Today’s theme is “damaged,” brought to you by Sally Rooney’s Normal People (the book, not the TV show).
My good friend K says Normal People is an accurate portrayal of how relationships work. If this is how relationships work, it’s little wonder most of them go kaput.
Normal People is about a young man and a young woman who hook up in their final year of high school and go on to attend the same university together. They have sex the whole time. It’s the biggest thing that connects them, the sex. They both have inner demons: the man is working-class, obsessed with being accepted and incapable of (or unwilling to) admit how much he likes her; the woman is rich, so she has the luxury of not giving a shit, but her life would be better if her brother wasn’t a physically abusive dickbag. Something about sleeping with each other makes them feel normal, or whatever way they believe normal is supposed to feel, and so they sleep together a lot, because apparently, that is what normal people do.
Young, horny and damaged: they’re normal people. Normal people who internalize too much.
A lot of feelings left unsaid fall by the wayside. Even if they’ve convinced themselves in some twisted way that they are only ever really truly honest – with themselves and to each other – when they’re together, they’re so busy having sex, at the end of it all, they’re so exhausted, they’re unable to form more than a few sentences. So it becomes all about internalizing, which forms the on-off dynamic of their exhausting, drawn out relationship. It sounds convoluted, but it’s really very simple. If they could stop for a minute and make time for an actual, honest conversation, maybe then they wouldn’t be so fucked up. I spent a lot of time i internally screaming at these two to JUST TELL EACH OTHER HOW YOU FEEL, because guess what? People can’t read minds.
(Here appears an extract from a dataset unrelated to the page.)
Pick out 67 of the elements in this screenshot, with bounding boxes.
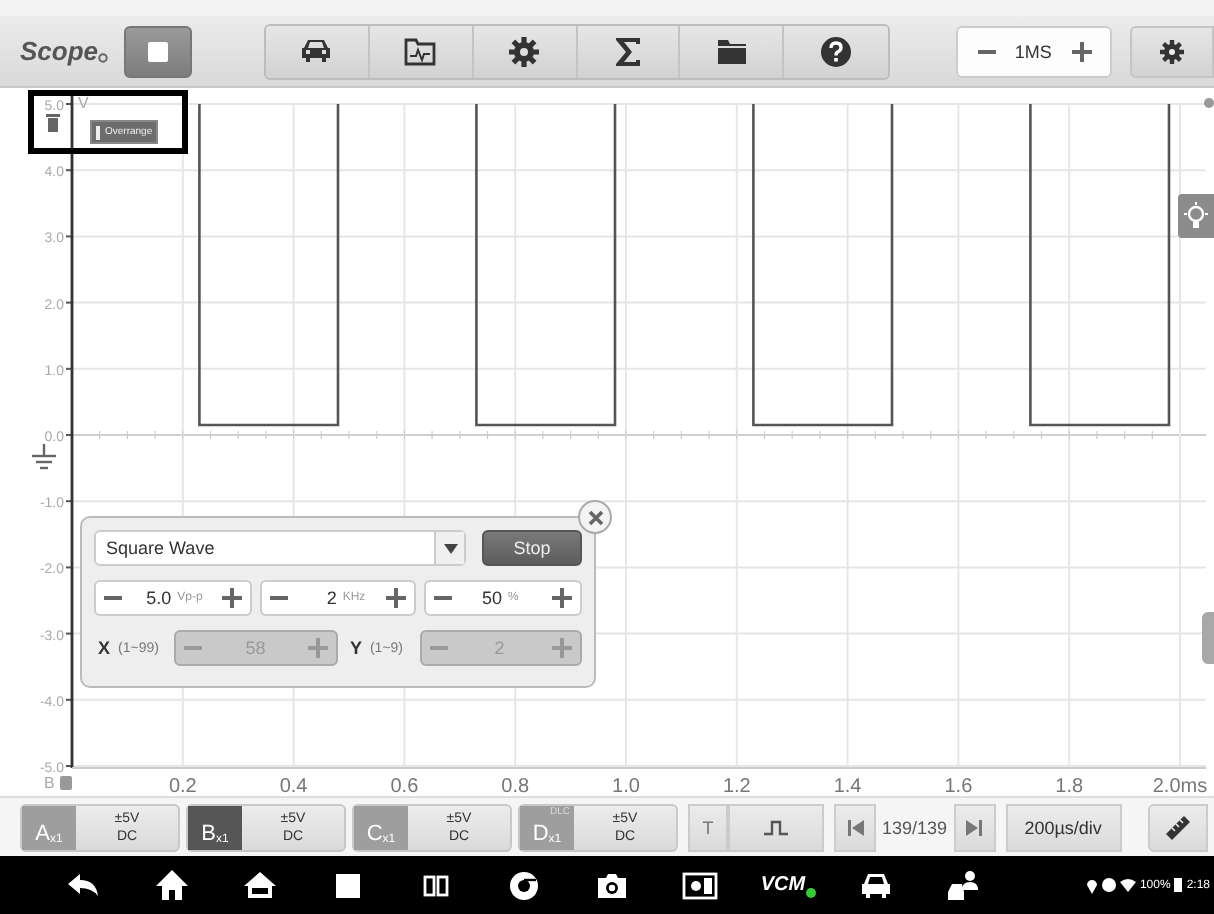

But no one wants to read about a perfectly normal relationship. It’s boring. People want drama. They want tears. They want hurt feelings, and slammed doors, and aggressive break-up sex, or aggressive make-up sex, and moments where the heroine decides she’ll just go ahead and let men treat her like dirt because it’s the only time she really thinks she can feel something. People want to read about broken people. It’s the new escapism. And it works, because it’s true – perfectly normal relationships are boring. Nothing happens. There is no conflict. And conflict is what makes a story worth reading.
I like conflict. I just don’t like it when a particular conflict can be avoided. A relationship works when people are honest with themselves and with each other. Do normal people not talk to each other anymore? Relationships can’t work if no one in it wants to talk about it. And bodies can only say so much. Great sex isn’t a bad way to get a relationship going. Sometimes, it really is all about the horizontal tango. It’s certainly a fun way to spend the first few months of being together. But people can’t just bone all the time, and sex can’t function as a substitute for honest communication. Great sex doesn’t fix everything.
Maybe to some it’s just more romantic to be troubled, to have issues, to be damaged. Sometimes I wonder if people have fallen in love with the idea of being damaged, being conflicted. It’s as if being such frees them from the burden of having to be actual individuals who are accountable for their own actions, and anyone who says otherwise doesn’t understand how hard it is just to breathe, waaah, I’m the victim here, waaah. I’m not interested in assigning blame. I’m interested in: what are you going to do about your current circumstances? How are you going to fix it?
It’s why the character I would get along with the best in Normal People is Niall, the roommate. “Niall is a practical person,” the hero thinks. “He shows compassion in practical ways.” I like Niall. I like practical people. That’s just my version of normal.